Pubblicato da Federica Ferrario
il 02/07/2025
Quando, nel 2019, l’Unione Europea ha lanciato il Green Deal, molti di noi hanno visto una svolta epocale finalmente a portata di mano: un’agricoltura più equa, sostenibile, rispettosa della terra, del clima e della biodiversità. Un cambio di rotta urgente e necessario. Oggi però, con preoccupazione, dobbiamo dirlo chiaramente: quella transizione è stata tradita.
Nel nostro nuovo report, “La transizione tradita – Come l’agroindustria ha fermato il Green Deal in agricoltura”, raccontiamo ciò che è successo davvero. Sotto la pressione di lobby agroindustriali, crisi internazionali e proteste strumentalizzate, l’Europa – e l’Italia con essa – ha cominciato a smantellare proprio quelle misure che avrebbero potuto rendere l’agricoltura più resiliente. Il tutto, nel nome di una presunta emergenza alimentare che, numeri alla mano, non è mai esistita.
Abbiamo seguito le rotte del grano bloccato in Ucraina: cereali che, una volta sbloccati, non sono finiti dove si temeva la carestia, ma principalmente nei Paesi più ricchi, spesso per sostenere la zootecnia intensiva. È chiaro, quindi, che il problema non era sfamare le persone, ma difendere un modello produttivo vecchio, insostenibile e dannoso.

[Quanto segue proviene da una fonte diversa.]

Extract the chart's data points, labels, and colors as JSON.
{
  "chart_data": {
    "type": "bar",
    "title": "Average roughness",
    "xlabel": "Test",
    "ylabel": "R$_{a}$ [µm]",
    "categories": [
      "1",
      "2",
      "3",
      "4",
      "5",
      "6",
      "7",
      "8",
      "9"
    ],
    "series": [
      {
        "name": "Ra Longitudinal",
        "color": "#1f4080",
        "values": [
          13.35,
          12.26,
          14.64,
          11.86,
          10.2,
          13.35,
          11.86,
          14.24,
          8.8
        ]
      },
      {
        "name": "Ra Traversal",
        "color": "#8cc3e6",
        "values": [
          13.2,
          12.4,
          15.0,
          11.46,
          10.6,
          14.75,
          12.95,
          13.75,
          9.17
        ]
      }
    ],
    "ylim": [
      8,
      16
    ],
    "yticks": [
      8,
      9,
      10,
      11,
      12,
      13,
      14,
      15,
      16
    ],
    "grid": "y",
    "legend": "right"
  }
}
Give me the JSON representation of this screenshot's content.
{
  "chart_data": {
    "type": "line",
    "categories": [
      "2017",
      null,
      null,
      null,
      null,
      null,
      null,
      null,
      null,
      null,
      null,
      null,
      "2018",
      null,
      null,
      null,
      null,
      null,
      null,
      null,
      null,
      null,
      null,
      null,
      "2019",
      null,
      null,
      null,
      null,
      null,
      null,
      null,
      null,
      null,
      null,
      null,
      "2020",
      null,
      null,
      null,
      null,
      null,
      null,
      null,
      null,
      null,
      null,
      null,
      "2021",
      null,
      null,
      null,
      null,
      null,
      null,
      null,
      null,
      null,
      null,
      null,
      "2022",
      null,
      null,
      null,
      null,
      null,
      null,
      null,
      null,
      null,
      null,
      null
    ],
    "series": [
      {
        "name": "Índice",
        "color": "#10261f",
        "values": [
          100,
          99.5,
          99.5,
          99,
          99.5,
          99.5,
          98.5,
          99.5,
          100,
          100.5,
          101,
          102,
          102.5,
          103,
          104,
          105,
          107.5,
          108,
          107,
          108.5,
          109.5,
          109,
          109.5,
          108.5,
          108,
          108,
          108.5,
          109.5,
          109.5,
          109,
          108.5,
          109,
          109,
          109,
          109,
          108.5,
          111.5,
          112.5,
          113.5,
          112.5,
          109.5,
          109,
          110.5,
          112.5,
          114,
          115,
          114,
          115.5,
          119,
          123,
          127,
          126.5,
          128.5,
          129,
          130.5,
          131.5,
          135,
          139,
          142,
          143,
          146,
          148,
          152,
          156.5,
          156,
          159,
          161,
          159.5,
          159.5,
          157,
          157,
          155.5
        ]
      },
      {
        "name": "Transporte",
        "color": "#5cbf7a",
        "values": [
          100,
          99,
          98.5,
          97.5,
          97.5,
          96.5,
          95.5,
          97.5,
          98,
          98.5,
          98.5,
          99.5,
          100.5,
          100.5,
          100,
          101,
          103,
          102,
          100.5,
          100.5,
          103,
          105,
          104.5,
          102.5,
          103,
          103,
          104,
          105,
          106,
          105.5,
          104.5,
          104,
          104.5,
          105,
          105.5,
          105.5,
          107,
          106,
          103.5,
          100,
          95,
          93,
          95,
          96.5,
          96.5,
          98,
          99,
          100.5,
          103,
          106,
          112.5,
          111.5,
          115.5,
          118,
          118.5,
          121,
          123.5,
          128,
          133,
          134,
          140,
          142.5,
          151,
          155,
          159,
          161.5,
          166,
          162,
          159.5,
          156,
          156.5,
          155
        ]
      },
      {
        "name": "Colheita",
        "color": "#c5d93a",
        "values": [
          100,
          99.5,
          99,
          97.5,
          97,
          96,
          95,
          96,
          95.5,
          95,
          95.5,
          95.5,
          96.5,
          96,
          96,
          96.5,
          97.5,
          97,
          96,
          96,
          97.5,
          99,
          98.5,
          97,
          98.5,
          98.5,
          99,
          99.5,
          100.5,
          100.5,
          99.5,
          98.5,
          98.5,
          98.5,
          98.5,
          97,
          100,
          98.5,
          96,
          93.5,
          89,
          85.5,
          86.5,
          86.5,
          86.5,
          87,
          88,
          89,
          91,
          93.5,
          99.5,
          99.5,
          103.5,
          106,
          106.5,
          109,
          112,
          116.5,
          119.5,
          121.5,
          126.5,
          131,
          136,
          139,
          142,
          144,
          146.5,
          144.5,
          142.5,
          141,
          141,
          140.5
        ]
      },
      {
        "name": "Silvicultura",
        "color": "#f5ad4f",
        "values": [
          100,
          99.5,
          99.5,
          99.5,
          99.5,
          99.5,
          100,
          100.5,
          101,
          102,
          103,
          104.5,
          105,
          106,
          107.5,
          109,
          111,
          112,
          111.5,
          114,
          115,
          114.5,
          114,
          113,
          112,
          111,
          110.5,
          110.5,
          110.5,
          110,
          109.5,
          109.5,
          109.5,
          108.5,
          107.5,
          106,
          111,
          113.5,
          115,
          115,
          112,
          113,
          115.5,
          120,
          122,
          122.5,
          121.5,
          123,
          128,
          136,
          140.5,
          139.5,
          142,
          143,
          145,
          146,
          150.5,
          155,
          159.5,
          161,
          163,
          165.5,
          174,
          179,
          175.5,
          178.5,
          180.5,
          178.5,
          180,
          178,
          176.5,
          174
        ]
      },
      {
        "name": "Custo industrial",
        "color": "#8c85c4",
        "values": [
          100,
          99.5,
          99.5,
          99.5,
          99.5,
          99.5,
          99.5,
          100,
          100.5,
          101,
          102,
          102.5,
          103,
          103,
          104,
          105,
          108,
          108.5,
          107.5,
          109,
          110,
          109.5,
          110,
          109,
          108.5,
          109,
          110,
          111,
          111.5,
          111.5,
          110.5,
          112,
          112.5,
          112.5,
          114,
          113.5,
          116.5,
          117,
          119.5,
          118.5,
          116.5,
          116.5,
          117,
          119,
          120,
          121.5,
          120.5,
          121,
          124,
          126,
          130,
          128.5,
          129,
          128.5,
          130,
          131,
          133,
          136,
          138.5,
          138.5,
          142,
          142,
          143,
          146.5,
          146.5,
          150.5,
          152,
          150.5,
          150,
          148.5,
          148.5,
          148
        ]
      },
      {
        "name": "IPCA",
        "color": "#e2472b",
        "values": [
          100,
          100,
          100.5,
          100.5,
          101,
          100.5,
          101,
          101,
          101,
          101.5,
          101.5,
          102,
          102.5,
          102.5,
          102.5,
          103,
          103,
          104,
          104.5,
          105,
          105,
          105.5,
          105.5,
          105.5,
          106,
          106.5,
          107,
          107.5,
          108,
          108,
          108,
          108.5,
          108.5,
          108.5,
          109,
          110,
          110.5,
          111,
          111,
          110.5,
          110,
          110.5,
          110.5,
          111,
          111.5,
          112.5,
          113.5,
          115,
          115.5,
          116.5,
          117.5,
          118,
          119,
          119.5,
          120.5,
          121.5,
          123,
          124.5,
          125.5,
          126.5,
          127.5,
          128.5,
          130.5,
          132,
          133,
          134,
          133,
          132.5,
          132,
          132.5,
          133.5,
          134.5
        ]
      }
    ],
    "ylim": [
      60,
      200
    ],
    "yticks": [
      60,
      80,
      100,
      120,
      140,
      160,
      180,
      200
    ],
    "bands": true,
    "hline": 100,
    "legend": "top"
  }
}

Nel frattempo, sono stati indeboliti o rinviati alcuni degli impegni ambientali più importanti: riduzione dei pesticidi, tutela della biodiversità, rotazione delle colture, obbligo di lasciare una parte dei terreni a riposo, riduzione delle emissioni degli allevamenti di bovini più grandi e intensivi. Tutte misure che avevano un impatto positivo concreto, e che invece sono state sacrificate in nome – come ci è stato detto - dell’efficienza produttiva o della competitività.
Ma tutto questo – ed è il punto centrale del nostro report – non ha davvero aiutato gli agricoltori. Non ha portato maggiore stabilità, non ha fatto impennare la produzione di cibo, né migliorato le condizioni di chi lavora la terra. Anzi, ha acuito le fragilità strutturali del settore proprio nel momento in cui il cambiamento climatico si fa più aggressivo, tra siccità, fenomeni meteorologici estremi, erosione, perdita di fertilità e biodiversità.
La questione di fondo è che lo scontro tra ambiente e agricoltura non esiste: è stato costruito ad arte per rallentare il cambiamento. Ed è proprio questo il momento in cui dobbiamo stringerci attorno a un’idea diversa di futuro: un cibo e un’agricoltura che sia alleata della natura, e non sua nemica, perché senza un Pianeta sano, semplicemente non ci può essere agricoltura.
Dobbiamo correre, ma siamo ancora in tempo per cambiare rotta. Per farlo serve una nuova alleanza: concreta, forte e consapevole. Noi continueremo a fare la nostra parte, con dati, con analisi, con proposte. E sappiamo che anche voi ci sarete.
La transizione non è morta, è stata solo interrotta. Riprendiamocela insieme!